The sound echoed across the grand dining hall of the city’s most prestigious restaurant, silencing the soft notes of the piano and the delicate clink of crystal glasses. Men in tailored suits and women in silk gowns turned in unison. Shock. Irritation. Disdain. In a place devoted to refinement, scandal was the only unforgivable offense.
At the center of the room, seated at a table draped in flawless white linen, was a boy no older than seven. His small fists trembled on the tabletop, his red, swollen eyes blazing with a pain too heavy for such a fragile body. Without hesitation, he seized another plate and hurled it to the floor. The crash rang out again.
“Enough!” Victor’s voice thundered across the room, though it carried a crack beneath its authority.
Victor was a titan of industry, a man whose signature sealed multimillion-dollar contracts and whose name opened doors at the highest levels. He commanded respect everywhere—except here. He reached for his son’s arm, trying to restrain him.

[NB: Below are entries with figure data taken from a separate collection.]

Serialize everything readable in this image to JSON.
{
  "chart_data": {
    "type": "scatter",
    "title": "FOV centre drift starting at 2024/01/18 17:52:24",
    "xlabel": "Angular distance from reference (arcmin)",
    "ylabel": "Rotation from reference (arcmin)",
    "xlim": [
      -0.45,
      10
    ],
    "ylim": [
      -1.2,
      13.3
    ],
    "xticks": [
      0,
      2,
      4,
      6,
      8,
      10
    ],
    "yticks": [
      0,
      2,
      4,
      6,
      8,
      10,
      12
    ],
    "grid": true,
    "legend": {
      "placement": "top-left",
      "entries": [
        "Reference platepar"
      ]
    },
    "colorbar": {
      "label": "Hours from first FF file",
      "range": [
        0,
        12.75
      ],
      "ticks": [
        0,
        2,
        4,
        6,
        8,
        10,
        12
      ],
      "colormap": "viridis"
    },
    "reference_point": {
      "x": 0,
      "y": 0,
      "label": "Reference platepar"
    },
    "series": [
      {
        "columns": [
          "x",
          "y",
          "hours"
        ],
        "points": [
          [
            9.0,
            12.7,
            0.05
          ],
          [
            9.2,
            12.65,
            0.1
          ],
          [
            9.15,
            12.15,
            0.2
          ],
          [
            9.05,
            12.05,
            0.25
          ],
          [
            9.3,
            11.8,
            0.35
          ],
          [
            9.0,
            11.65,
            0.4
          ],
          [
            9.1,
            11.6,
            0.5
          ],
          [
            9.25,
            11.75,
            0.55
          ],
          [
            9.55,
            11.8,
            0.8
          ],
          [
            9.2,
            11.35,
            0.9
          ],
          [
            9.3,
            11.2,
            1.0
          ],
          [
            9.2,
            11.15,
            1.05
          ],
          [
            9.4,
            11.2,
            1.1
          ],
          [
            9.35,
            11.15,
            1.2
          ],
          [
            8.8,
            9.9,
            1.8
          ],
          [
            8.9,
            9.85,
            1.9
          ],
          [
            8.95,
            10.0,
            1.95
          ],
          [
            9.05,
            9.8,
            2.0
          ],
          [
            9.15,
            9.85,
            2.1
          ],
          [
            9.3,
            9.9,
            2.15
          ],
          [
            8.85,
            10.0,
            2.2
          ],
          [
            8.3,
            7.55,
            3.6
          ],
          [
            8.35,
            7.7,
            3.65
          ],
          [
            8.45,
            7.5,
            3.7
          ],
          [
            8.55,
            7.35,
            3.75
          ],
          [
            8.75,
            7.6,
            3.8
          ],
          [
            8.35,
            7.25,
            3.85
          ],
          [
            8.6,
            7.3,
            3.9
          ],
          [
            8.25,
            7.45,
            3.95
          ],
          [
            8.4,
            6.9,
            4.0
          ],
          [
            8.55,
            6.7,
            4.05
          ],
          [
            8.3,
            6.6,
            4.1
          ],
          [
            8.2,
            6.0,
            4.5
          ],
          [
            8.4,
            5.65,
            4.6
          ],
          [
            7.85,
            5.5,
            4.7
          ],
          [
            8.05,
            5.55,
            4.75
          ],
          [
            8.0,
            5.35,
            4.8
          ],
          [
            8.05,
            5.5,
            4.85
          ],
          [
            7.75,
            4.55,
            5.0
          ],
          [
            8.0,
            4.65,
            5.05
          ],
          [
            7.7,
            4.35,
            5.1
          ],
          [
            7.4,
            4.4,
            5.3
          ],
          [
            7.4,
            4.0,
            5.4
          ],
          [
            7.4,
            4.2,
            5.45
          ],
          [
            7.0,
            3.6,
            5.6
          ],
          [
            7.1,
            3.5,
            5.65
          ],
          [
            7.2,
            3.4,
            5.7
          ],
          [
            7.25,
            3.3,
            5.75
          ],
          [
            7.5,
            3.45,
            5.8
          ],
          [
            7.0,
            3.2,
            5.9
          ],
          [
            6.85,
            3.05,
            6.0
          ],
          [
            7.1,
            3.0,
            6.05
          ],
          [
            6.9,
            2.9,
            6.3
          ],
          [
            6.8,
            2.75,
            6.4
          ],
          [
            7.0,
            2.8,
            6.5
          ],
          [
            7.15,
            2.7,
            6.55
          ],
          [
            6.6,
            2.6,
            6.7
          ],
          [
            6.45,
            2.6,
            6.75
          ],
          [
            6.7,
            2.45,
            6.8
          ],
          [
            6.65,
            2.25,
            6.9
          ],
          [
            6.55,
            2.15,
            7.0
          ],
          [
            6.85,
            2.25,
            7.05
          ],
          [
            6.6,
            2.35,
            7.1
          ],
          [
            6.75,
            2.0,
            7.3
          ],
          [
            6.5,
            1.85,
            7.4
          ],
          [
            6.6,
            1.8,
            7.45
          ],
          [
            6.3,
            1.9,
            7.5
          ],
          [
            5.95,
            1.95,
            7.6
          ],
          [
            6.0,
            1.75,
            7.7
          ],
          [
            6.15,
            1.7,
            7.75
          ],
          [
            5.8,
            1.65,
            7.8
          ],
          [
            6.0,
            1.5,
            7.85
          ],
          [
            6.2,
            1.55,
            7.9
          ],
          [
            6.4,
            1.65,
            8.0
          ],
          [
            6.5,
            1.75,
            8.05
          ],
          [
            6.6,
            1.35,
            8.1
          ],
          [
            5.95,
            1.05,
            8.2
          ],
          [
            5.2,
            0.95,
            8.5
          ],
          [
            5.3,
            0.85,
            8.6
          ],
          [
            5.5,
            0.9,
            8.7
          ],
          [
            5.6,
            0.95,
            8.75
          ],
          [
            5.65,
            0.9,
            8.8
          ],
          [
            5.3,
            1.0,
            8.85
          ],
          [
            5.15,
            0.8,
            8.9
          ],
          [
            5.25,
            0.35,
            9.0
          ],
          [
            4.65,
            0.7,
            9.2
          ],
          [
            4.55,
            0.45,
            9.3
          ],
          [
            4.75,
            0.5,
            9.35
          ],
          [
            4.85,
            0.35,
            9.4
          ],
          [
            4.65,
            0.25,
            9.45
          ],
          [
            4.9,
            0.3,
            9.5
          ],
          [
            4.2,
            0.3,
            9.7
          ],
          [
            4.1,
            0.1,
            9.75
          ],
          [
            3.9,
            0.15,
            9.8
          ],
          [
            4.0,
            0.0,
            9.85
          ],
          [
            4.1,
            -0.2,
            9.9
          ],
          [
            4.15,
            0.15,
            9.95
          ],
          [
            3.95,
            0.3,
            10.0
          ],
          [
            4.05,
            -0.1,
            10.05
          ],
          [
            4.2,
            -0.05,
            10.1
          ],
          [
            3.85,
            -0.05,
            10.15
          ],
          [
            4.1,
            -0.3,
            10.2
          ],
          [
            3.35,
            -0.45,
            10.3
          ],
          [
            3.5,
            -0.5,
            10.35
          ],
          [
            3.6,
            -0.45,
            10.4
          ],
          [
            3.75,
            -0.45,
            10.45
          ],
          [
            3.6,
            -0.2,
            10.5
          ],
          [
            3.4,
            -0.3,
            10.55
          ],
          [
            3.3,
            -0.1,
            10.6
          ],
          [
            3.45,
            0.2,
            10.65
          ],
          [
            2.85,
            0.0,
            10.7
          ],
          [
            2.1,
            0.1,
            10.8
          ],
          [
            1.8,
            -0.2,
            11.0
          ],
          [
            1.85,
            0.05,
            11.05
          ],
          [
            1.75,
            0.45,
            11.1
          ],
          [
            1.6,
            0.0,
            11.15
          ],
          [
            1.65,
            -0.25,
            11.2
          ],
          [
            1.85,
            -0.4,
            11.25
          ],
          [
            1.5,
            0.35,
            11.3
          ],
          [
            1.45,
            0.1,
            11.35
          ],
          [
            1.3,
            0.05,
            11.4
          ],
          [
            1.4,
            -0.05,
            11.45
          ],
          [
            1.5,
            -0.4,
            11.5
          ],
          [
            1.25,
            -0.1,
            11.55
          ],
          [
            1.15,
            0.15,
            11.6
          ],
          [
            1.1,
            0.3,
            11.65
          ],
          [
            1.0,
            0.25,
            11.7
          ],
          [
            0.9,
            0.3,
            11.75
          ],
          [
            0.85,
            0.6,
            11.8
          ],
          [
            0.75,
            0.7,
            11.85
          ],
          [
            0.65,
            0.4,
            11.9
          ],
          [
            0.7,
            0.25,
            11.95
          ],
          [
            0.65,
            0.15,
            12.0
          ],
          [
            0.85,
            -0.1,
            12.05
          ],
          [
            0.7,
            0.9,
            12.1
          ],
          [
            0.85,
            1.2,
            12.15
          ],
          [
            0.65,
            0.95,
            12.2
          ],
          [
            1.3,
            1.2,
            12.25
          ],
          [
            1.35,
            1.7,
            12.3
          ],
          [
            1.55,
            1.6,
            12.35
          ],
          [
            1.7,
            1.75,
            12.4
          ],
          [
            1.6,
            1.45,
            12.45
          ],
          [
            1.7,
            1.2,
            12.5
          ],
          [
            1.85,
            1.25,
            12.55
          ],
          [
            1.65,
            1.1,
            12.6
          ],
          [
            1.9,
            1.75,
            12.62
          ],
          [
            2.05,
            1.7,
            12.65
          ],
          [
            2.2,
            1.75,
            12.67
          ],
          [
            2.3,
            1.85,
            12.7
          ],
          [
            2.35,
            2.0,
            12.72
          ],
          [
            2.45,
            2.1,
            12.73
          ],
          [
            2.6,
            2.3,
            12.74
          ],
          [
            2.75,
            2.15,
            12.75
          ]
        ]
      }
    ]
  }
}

“Stop this, Mason. You’re humiliating me,” he hissed, his jaw tight beneath the glow of crystal chandeliers.
But the boy tore free and knocked over a glass. Ice and shards scattered across the marble. This was not simple misbehavior. Since his mother’s death, Mason had lived in a mansion filled with staff but empty of warmth. Therapists came and went. Nannies lasted weeks. Victor, drowning in his own grief, buried himself in work, leaving his son surrounded by luxury yet starved of affection.
Whispers rippled through the room.
“With all his fortune, he can’t even manage his own child,” a woman muttered, adjusting her diamond bracelet.
“Money doesn’t buy manners,” her companion replied coolly.
Victor felt their judgment like heat on his skin. Important investors sat nearby. Journalists, too. By morning, headlines would not celebrate his latest merger—they would recount this humiliation. The restaurant manager hovered nervously, unwilling to confront the man who practically owned half the city.